Culture

The BBC's "Inside the War Room" should never have been made

It is not "just a television programme"

February 03, 2016
A solder in a dramatised scene from World War Three: Inside the War Room © BBC, Gabriel Range
A solder in a dramatised scene from World War Three: Inside the War Room © BBC, Gabriel Range
Read more: after Ukraine, are the Baltics in Putin's sights? 

With the angry crowd wielding Russian flags, it looks just like a scene from Ukraine’s eastern Donbass region. Men in balaclavas storm a local government building and remove the flags from its façade. Except this time, they are the Latvian and EU flags, and the setting is not Ukraine but Latvia’s eastern region of Latgale, near the Russian Border.
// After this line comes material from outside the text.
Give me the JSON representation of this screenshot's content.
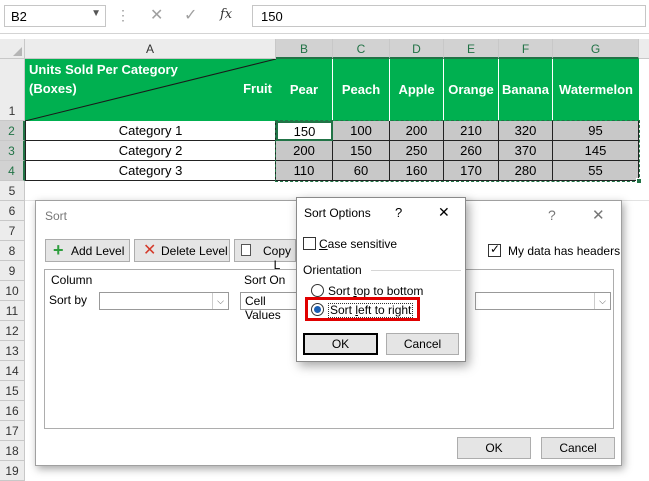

This is the opening of World War Three: Inside the War Room, which was broadcast on BBC Two tonight. In it, ten political, diplomatic and military figures war-game an imagined scenario in which Russia becomes militarily involved with Latvia and Estonia.

The one-hour programme jumps between fake documentary scenes set in Latvia, and scenes set in the “war room,” where the ten figures debate how to respond to Russia’s hypothetical moves and, ultimately, whether to engage in nuclear warfare. This makes for a charged 59 minutes of midweek television yet, given the current tensions along NATO’s eastern edge, the BBC’s decision to broadcast it is surprising.

The programme reflects genuine concerns about Moscow’s ambitions in the Baltic region since Russia annexed Crimea in March 2014. Some observers have warned that the three Baltic States—Estonia, Latvia and Lithuania—might be next. (Note that the first two of these countries have large ethnic Russian minorities). In an interview a year ago, Lithuania’s defence minister Juozas Olekas told me that his country is “in a different situation” to Ukraine since it joined NATO in 2004, and so perhaps Russia will stay away. Still, as the BBC programme shows in its compelling “war room” scenes, it is unclear exactly how NATO members would or, in practical terms, could respond to a Russian attack on one of the Baltic States. A focus of the next NATO summit, in Warsaw in July, will be strengthening the Alliance’s presence along its eastern flank.

Strategists have been thinking ahead, imaging possible scenarios in the Baltic. For instance, a Finnish magazine outlined three hypothetical storylines involving Russian attacks on Finland’s Åland Islands, the Swedish island of Gotland, and the city of Narva, on Estonia’s border with Russia (the article can be read in English here). Meanwhile, there have been dubious efforts to depict Latgale as a potential Latvian Donbass, and shadowy online calls to establish a “Latgalian People’s Republic” (like the Republics of Donetsk or Luhansk), which the Latvian security services deemed to have been fabricated from outside Latgale.

Hypothetical scenarios are one thing, the BBC’s programme is another. Inside the War Room is not a documentary about Moscow’s influence in the Baltic States, featuring interviews with Latgalians (many of whom resent being stereotyped as disloyal to Latvia). Instead, it sets a violent takeover in a living, breathing region of the world where speakers of Russian, Latvian and the local Latgalian (which some consider a dialect of Latvian) nestle side by side. It is not like in the civil service FastStream exam I sat as a student, which involved hypothetical sudden developments in a crisis-ridden country with a made-up name; it is closely connected to the real world.

Even before its broadcast, and with almost no details about its content, the programme has raised eyebrows in Latvia, prompting heated comments online. Jnis Srts, director of the Riga-based NATO Strategic Communications Centre of Excellence (STRATCOM) commented that the genre of entertainment should not be confused with reality. The Russian media has picked up the BBC programme too. TV Zvezda, a television channel run by Russia’s ministry of defence, announced it in an article with the headline: “Britain will not reply to Russia’s nuclear strike—Daily Mail.” More broadly, by portraying Russia as fearsome, Latvia’s ethnic Russians as separatists, Riga as helpless and its Western allies as hesitant, the programme inadvertedly echoes some of the Kremlin’s narratives.

Video footage is a particularly sensitive matter, in the context of the use and abuse of images during the conflict in Ukraine. The BBC programme is not a documentary, but could be assumed to be so, or depicted as one. Its news-like scenes set in Latvia and the Baltic States, complete with authoritative voiceover in BBC English, could easily be construed as news reports. Some viewers will say that World War Three: Inside the War Room is just a television programme, yet already its repercussions have been wider.